Solar panel and battery storage prices are expected to moderate in 2024, according to the report, but that could change in 2025 if a Republican wins the next US presidential election.

A Republican administration would likely work to repeal the Inflation Reduction Act and "limit how much of the approved tax credits could be used in practice" while also implementing new tariffs on clean energy imports, "particularly battery storage technology," Morgan Stanley wrote.

Hydrogen tax credits in particular could prove a "convenient political target," analysts at Guggenheim wrote in a Dec. 11 report, while both Guggenheim and Morgan Stanley agreed that manufacturing tax credits would remain "secure" given that most of the plants announced since the IRA was enacted will be located in Republican jurisdictions.

Congressional Republicans are also seeking information related to the US Energy Department's landmark $3 billion debt deal for Sunnova after a partial loan guarantee, touted as the federal government's "single largest commitment ever" to solar power, closed in September.

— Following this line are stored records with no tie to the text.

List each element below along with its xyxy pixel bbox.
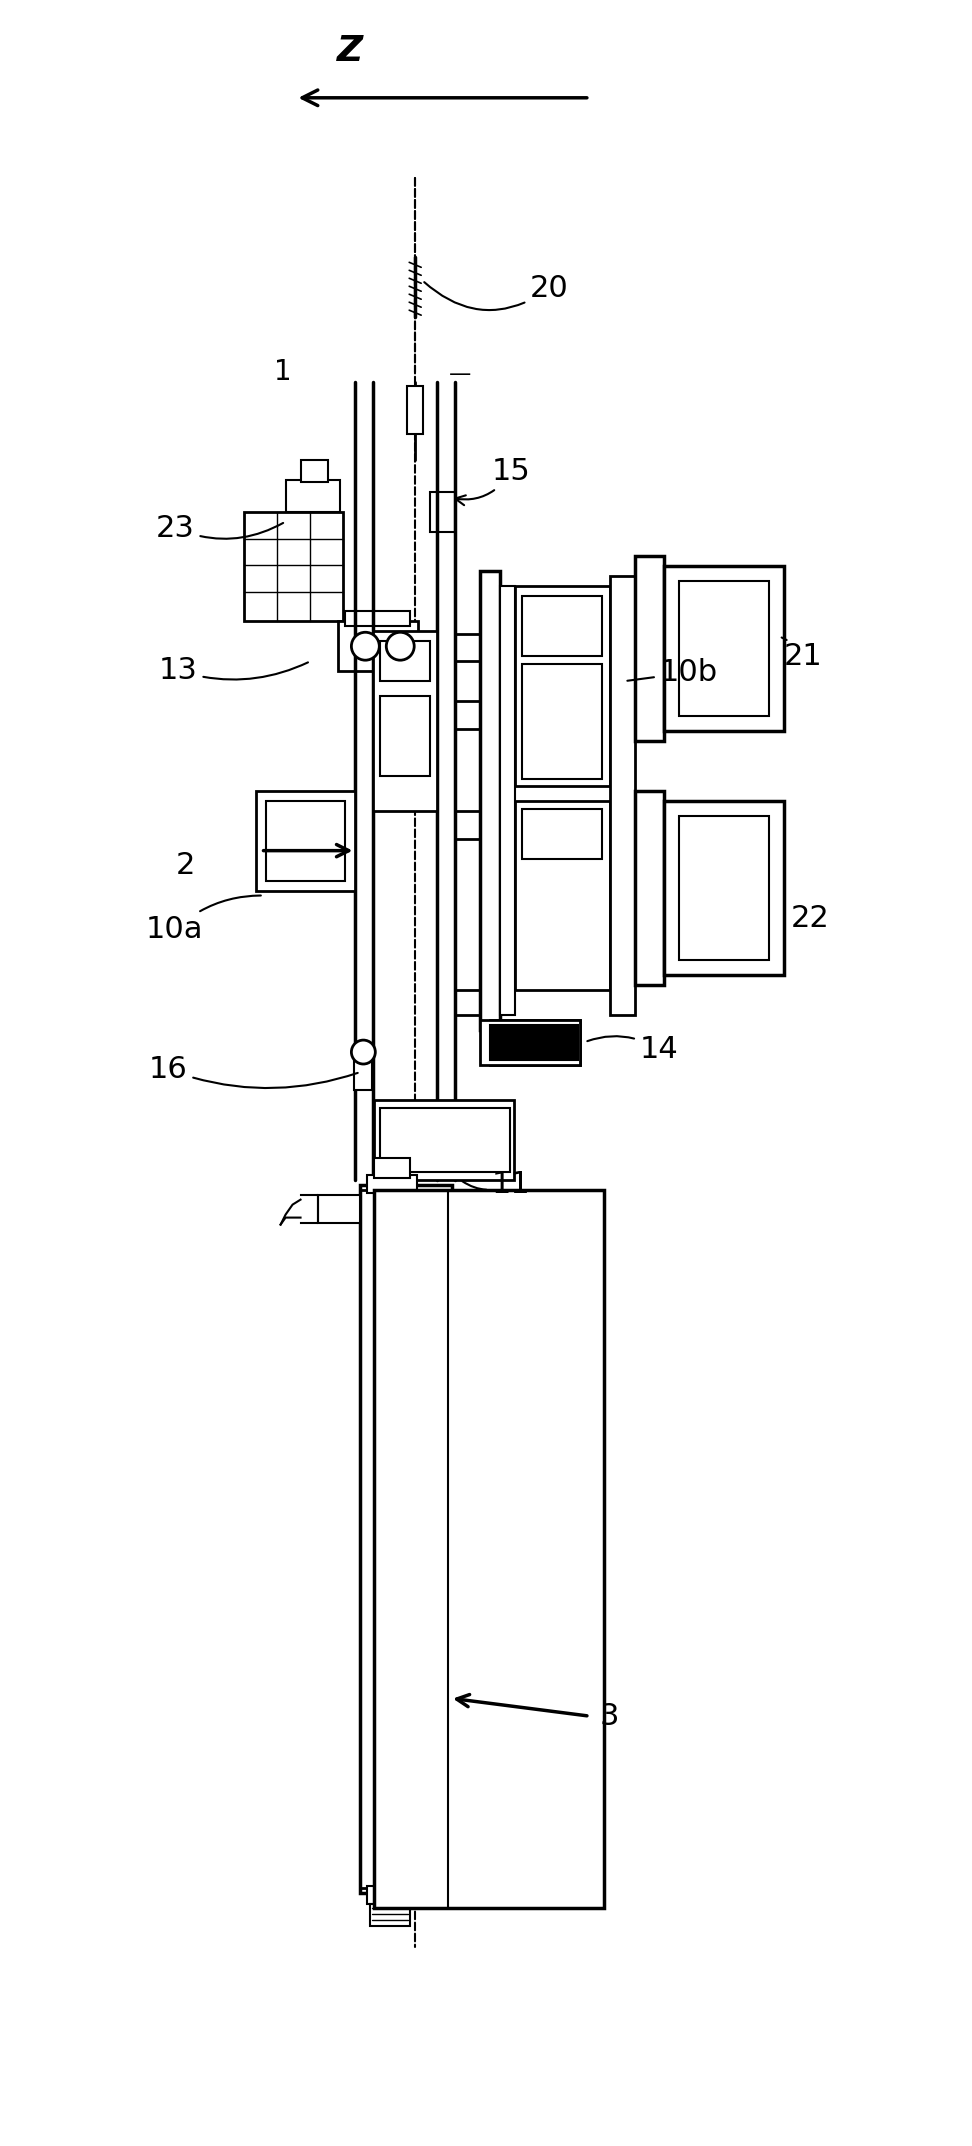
Text: —: — [449, 365, 471, 384]
Bar [635, 792, 665, 985]
Bar [490, 1026, 577, 1060]
Bar [345, 612, 410, 627]
Bar [244, 511, 343, 622]
Bar [338, 622, 418, 672]
Bar [665, 567, 784, 732]
Bar [500, 586, 515, 1015]
Text: 15: 15 [455, 457, 531, 504]
Bar [380, 642, 431, 680]
Text: 2: 2 [176, 852, 195, 880]
Bar [256, 792, 356, 891]
Bar [367, 1174, 417, 1193]
Bar [431, 491, 455, 532]
Bar [490, 1019, 579, 1064]
Text: 21: 21 [784, 642, 823, 672]
Text: 10b: 10b [627, 659, 717, 687]
Bar [522, 809, 602, 858]
Text: Z: Z [337, 34, 364, 69]
Text: 22: 22 [791, 903, 830, 934]
Text: 11: 11 [463, 1170, 531, 1200]
Bar [374, 1157, 410, 1178]
Bar [480, 571, 500, 1030]
Bar [286, 481, 340, 511]
Text: 16: 16 [149, 1056, 358, 1088]
Bar [367, 1886, 417, 1904]
Bar [522, 663, 602, 779]
Bar [515, 586, 609, 785]
Circle shape [352, 1041, 375, 1064]
Circle shape [386, 633, 414, 661]
Bar [355, 1056, 372, 1090]
Bar [522, 597, 602, 657]
Bar [265, 800, 345, 880]
Text: 13: 13 [159, 657, 308, 685]
Bar [374, 1101, 514, 1180]
Text: 1: 1 [274, 358, 292, 386]
Bar [361, 1189, 374, 1888]
Bar [635, 556, 665, 740]
Bar [679, 815, 769, 959]
Bar [380, 1107, 510, 1172]
Bar [665, 800, 784, 974]
Bar [373, 631, 437, 811]
Bar [480, 1019, 579, 1064]
Text: 23: 23 [156, 513, 283, 543]
Bar [319, 1195, 361, 1223]
Text: 20: 20 [424, 275, 569, 309]
Text: 14: 14 [587, 1034, 678, 1064]
Bar [679, 582, 769, 717]
Bar [370, 1904, 410, 1925]
Bar [380, 1189, 450, 1888]
Bar [515, 800, 609, 989]
Bar [609, 577, 635, 1015]
Bar [407, 386, 423, 433]
Text: 3: 3 [600, 1702, 619, 1730]
Bar [361, 1185, 452, 1893]
Circle shape [352, 633, 379, 661]
Bar [374, 1189, 604, 1908]
Text: 10a: 10a [146, 895, 260, 944]
Bar [380, 695, 431, 777]
Bar [300, 459, 329, 481]
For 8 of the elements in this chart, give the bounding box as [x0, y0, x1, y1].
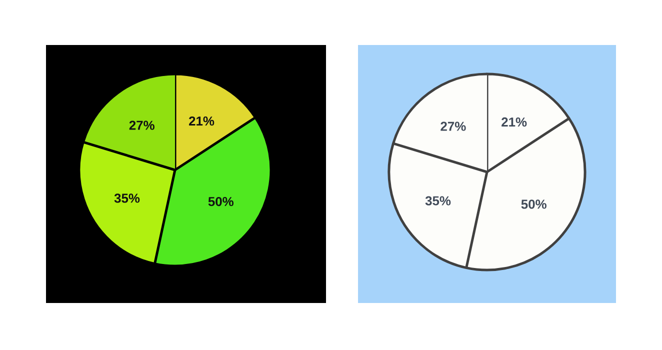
- data-label: 50%: [208, 196, 234, 206]
- data-label: 27%: [440, 122, 466, 131]
- data-label: 21%: [502, 117, 527, 127]
- data-label: 35%: [425, 196, 451, 206]
- data-label: 21%: [189, 116, 214, 126]
- data-label: 27%: [129, 120, 154, 130]
- data-label: 50%: [521, 200, 546, 209]
- data-label: 35%: [114, 194, 140, 203]
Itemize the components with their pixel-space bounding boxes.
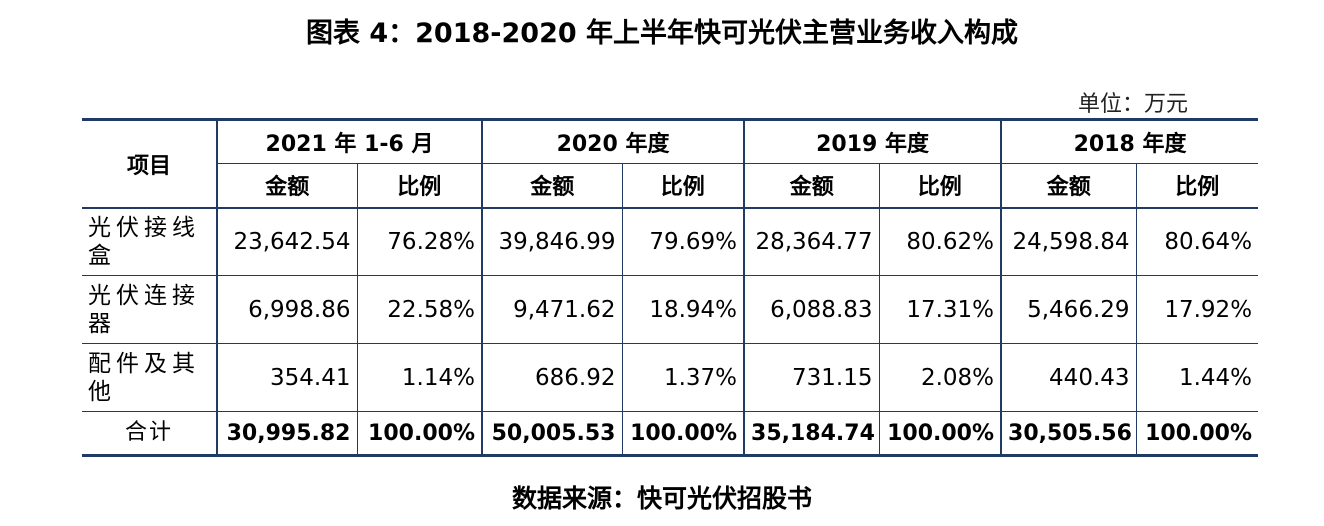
total-ratio-cell: 100.00%: [1136, 411, 1259, 457]
total-ratio-cell: 100.00%: [357, 411, 483, 457]
amount-cell: 24,598.84: [1001, 207, 1137, 276]
table-row: 光伏接线盒 23,642.54 76.28% 39,846.99 79.69% …: [82, 207, 1259, 276]
ratio-header: 比例: [879, 163, 1003, 209]
period-header: 2019 年度: [744, 118, 1003, 164]
total-amount-cell: 50,005.53: [482, 411, 623, 457]
total-amount-cell: 35,184.74: [744, 411, 880, 457]
chart-title: 图表 4：2018-2020 年上半年快可光伏主营业务收入构成: [305, 18, 1019, 49]
ratio-cell: 1.37%: [622, 343, 746, 412]
total-row: 合计 30,995.82 100.00% 50,005.53 100.00% 3…: [82, 411, 1259, 457]
amount-cell: 39,846.99: [482, 207, 623, 276]
amount-cell: 9,471.62: [482, 275, 623, 344]
total-label: 合计: [82, 411, 218, 457]
ratio-cell: 17.31%: [879, 275, 1003, 344]
total-ratio-cell: 100.00%: [622, 411, 746, 457]
table-row: 光伏连接器 6,998.86 22.58% 9,471.62 18.94% 6,…: [82, 275, 1259, 344]
ratio-cell: 1.44%: [1136, 343, 1259, 412]
amount-header: 金额: [744, 163, 880, 209]
amount-cell: 440.43: [1001, 343, 1137, 412]
row-name: 光伏连接器: [82, 275, 218, 344]
row-name: 配件及其他: [82, 343, 218, 412]
ratio-cell: 80.64%: [1136, 207, 1259, 276]
period-header: 2021 年 1-6 月: [217, 118, 483, 164]
table-row: 配件及其他 354.41 1.14% 686.92 1.37% 731.15 2…: [82, 343, 1259, 412]
item-header: 项目: [82, 118, 218, 209]
unit-label: 单位：万元: [1077, 92, 1188, 117]
ratio-cell: 76.28%: [357, 207, 483, 276]
total-ratio-cell: 100.00%: [879, 411, 1003, 457]
amount-header: 金额: [482, 163, 623, 209]
ratio-header: 比例: [357, 163, 483, 209]
amount-cell: 23,642.54: [217, 207, 358, 276]
total-amount-cell: 30,505.56: [1001, 411, 1137, 457]
amount-cell: 6,088.83: [744, 275, 880, 344]
ratio-cell: 2.08%: [879, 343, 1003, 412]
row-name: 光伏接线盒: [82, 207, 218, 276]
period-header: 2020 年度: [482, 118, 746, 164]
period-header: 2018 年度: [1001, 118, 1259, 164]
total-amount-cell: 30,995.82: [217, 411, 358, 457]
ratio-cell: 18.94%: [622, 275, 746, 344]
ratio-cell: 80.62%: [879, 207, 1003, 276]
amount-cell: 5,466.29: [1001, 275, 1137, 344]
amount-cell: 686.92: [482, 343, 623, 412]
ratio-cell: 22.58%: [357, 275, 483, 344]
ratio-cell: 17.92%: [1136, 275, 1259, 344]
amount-cell: 731.15: [744, 343, 880, 412]
ratio-header: 比例: [1136, 163, 1259, 209]
amount-header: 金额: [1001, 163, 1137, 209]
revenue-table: 项目 2021 年 1-6 月 2020 年度 2019 年度 2018 年度 …: [82, 118, 1259, 457]
amount-cell: 28,364.77: [744, 207, 880, 276]
ratio-cell: 79.69%: [622, 207, 746, 276]
amount-cell: 6,998.86: [217, 275, 358, 344]
ratio-cell: 1.14%: [357, 343, 483, 412]
amount-header: 金额: [217, 163, 358, 209]
data-source: 数据来源：快可光伏招股书: [511, 484, 812, 513]
ratio-header: 比例: [622, 163, 746, 209]
amount-cell: 354.41: [217, 343, 358, 412]
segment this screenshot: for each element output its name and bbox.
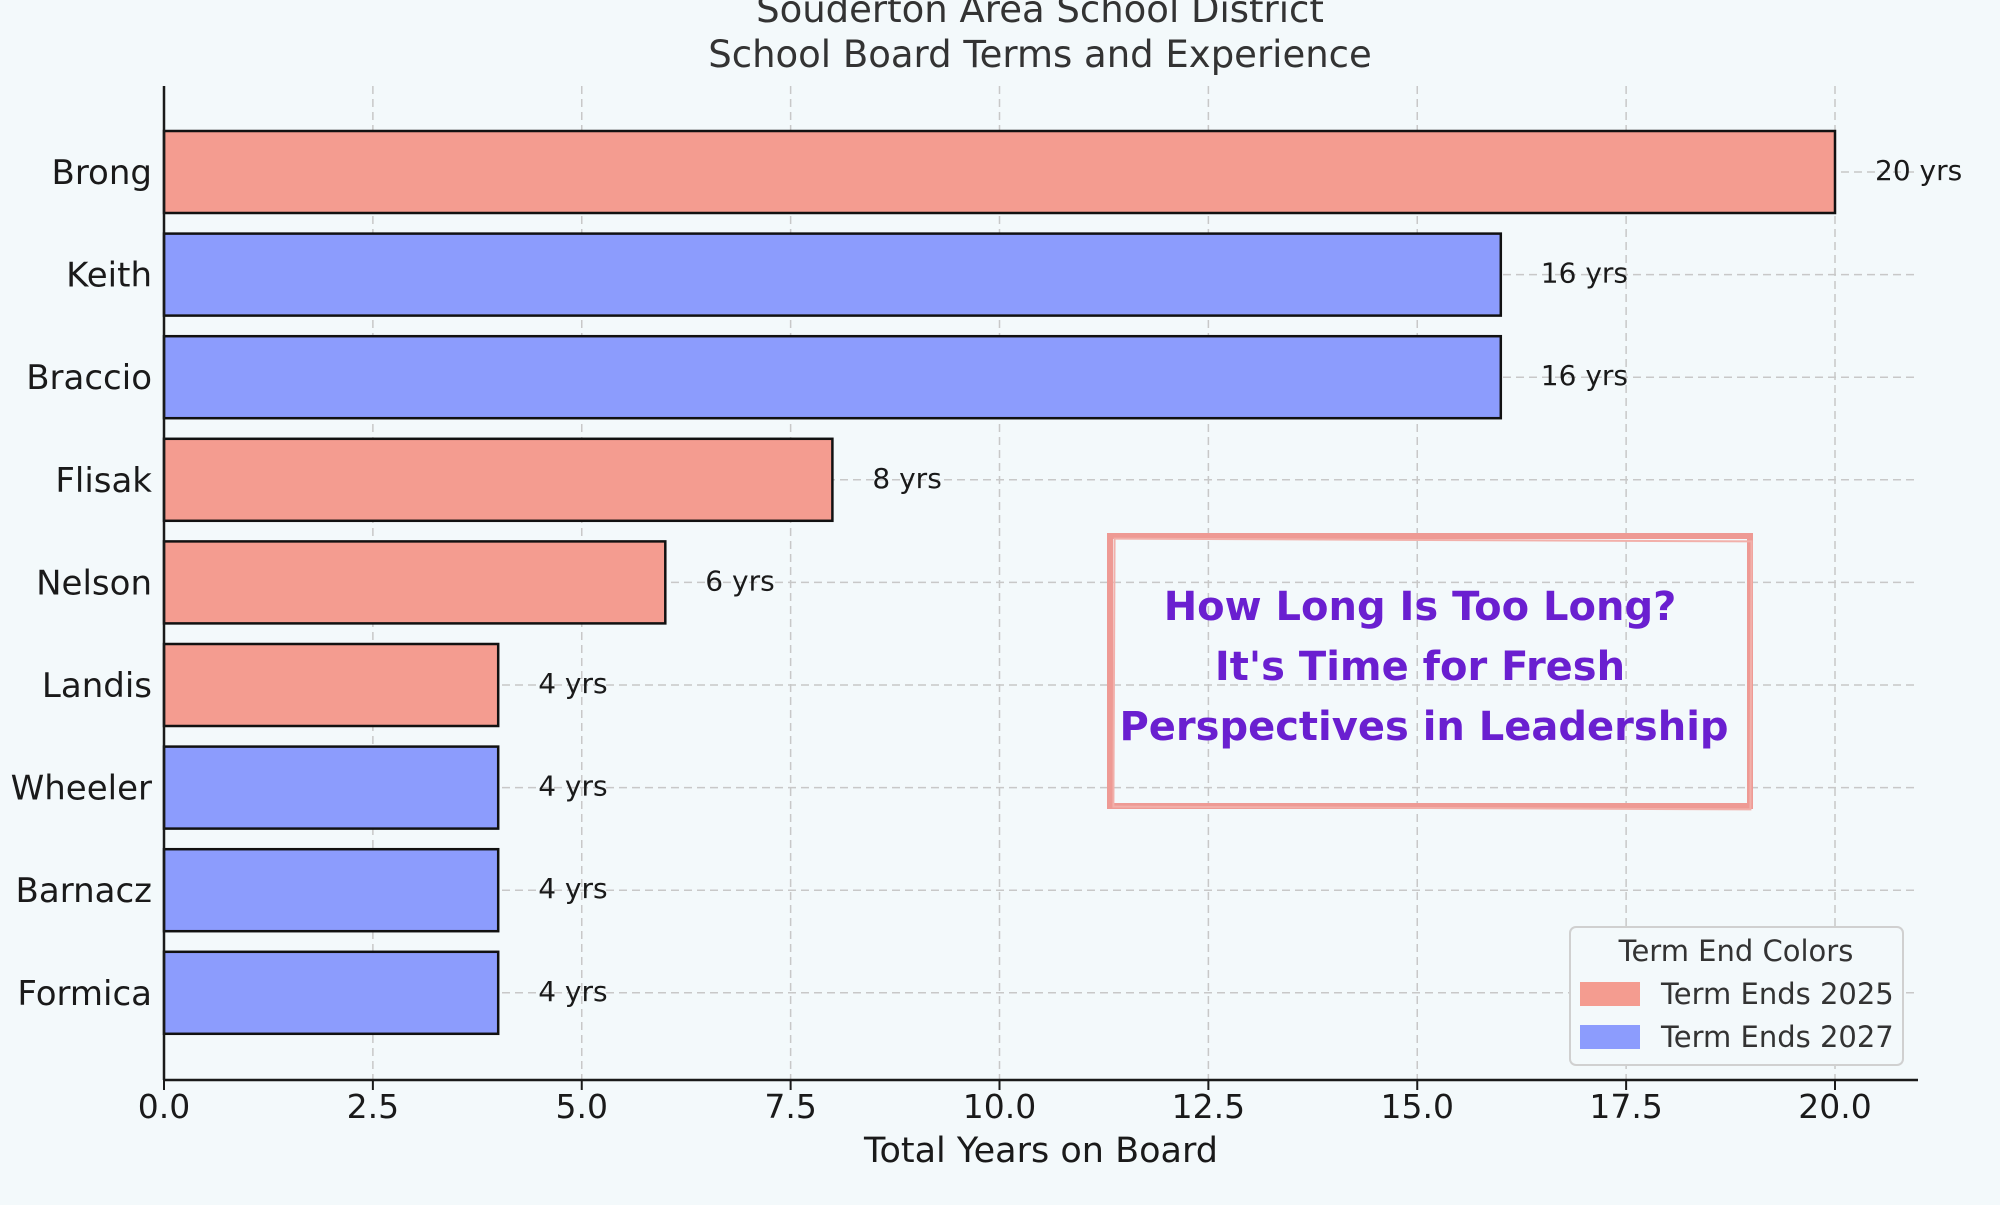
chart-subtitle: School Board Terms and Experience	[708, 33, 1372, 76]
bar-braccio	[162, 334, 1503, 420]
category-label: Nelson	[36, 563, 152, 603]
x-axis-label: Total Years on Board	[863, 1131, 1218, 1171]
value-label: 8 yrs	[872, 462, 941, 495]
value-labels: 20 yrs 16 yrs 16 yrs 8 yrs 6 yrs 4 yrs 4 yrs 4 …	[538, 154, 1962, 1008]
annotation-border-sketch	[1112, 537, 1753, 811]
category-label: Barnacz	[16, 871, 152, 911]
value-label: 16 yrs	[1541, 257, 1628, 290]
category-label: Landis	[42, 666, 152, 706]
legend-swatch-2027	[1580, 1025, 1640, 1049]
x-tick-label: 17.5	[1589, 1087, 1662, 1126]
x-tick-label: 10.0	[963, 1087, 1036, 1126]
bar-brong	[162, 129, 1837, 215]
legend-swatch-2025	[1580, 982, 1640, 1006]
legend-frame	[1569, 926, 1904, 1066]
annotation-line-1: How Long Is Too Long?	[1164, 584, 1677, 630]
bars	[162, 129, 1837, 1036]
legend-label-2027: Term Ends 2027	[1660, 1020, 1894, 1054]
x-tick-label: 20.0	[1798, 1087, 1871, 1126]
bar-keith	[162, 232, 1503, 317]
legend-title: Term End Colors	[1618, 934, 1854, 968]
value-label: 20 yrs	[1875, 154, 1962, 187]
x-axis-ticks: 0.0 2.5 5.0 7.5 10.0 12.5 15.0 17.5 20.0	[138, 1080, 1872, 1126]
legend: Term End Colors Term Ends 2025 Term Ends…	[1569, 926, 1904, 1066]
x-tick-label: 12.5	[1172, 1087, 1245, 1126]
value-label: 4 yrs	[538, 872, 607, 905]
bar-barnacz	[162, 847, 500, 933]
bar-landis	[162, 642, 500, 728]
category-label: Formica	[17, 974, 152, 1014]
value-label: 4 yrs	[538, 770, 607, 803]
bar-wheeler	[162, 745, 500, 830]
category-label: Flisak	[55, 461, 152, 501]
bar-flisak	[162, 437, 834, 523]
chart-title: Souderton Area School District	[756, 0, 1324, 31]
category-labels: Brong Keith Braccio Flisak Nelson Landis Wheel…	[11, 153, 153, 1014]
value-label: 6 yrs	[705, 564, 774, 597]
category-label: Brong	[52, 153, 153, 193]
x-tick-label: 2.5	[347, 1087, 399, 1126]
category-label: Wheeler	[11, 769, 152, 809]
bar-nelson	[162, 540, 667, 625]
x-tick-label: 0.0	[138, 1087, 190, 1126]
legend-label-2025: Term Ends 2025	[1660, 977, 1894, 1011]
category-label: Braccio	[26, 358, 152, 398]
value-label: 4 yrs	[538, 667, 607, 700]
bar-formica	[162, 950, 500, 1036]
x-tick-label: 15.0	[1381, 1087, 1454, 1126]
annotation-box: How Long Is Too Long? It's Time for Fres…	[1107, 533, 1753, 811]
annotation-border	[1107, 533, 1753, 809]
value-label: 16 yrs	[1541, 359, 1628, 392]
x-tick-label: 7.5	[764, 1087, 816, 1126]
x-tick-label: 5.0	[556, 1087, 608, 1126]
category-label: Keith	[66, 256, 152, 296]
annotation-line-3: Perspectives in Leadership	[1119, 704, 1728, 750]
value-label: 4 yrs	[538, 975, 607, 1008]
annotation-line-2: It's Time for Fresh	[1215, 644, 1625, 690]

In a letter to DOE Loan Programs Office Director Jigar Shah, released Dec. 8, House Energy and Commerce Committee Chair Cathy McMorris Rodgers (R-Wash.) and Senate Energy and Natural Resources Ranking Member John Barrasso (R-Wyo.) voiced alarm over "troubling" allegations about the Houston-based company's "maintenance delays" and "predatory" sales practices.

Sunnova stock fell 16% Dec. 8 following the release of the letter to the Loan Programs Office, which received an additional $350 billion in new loan authority under the IRA.

Analysts at Roth Capital Partners and Guggenheim told clients the claims are likely meritless and reiterated their "buy" recommendation on Sunnova's NYSE-listed stock.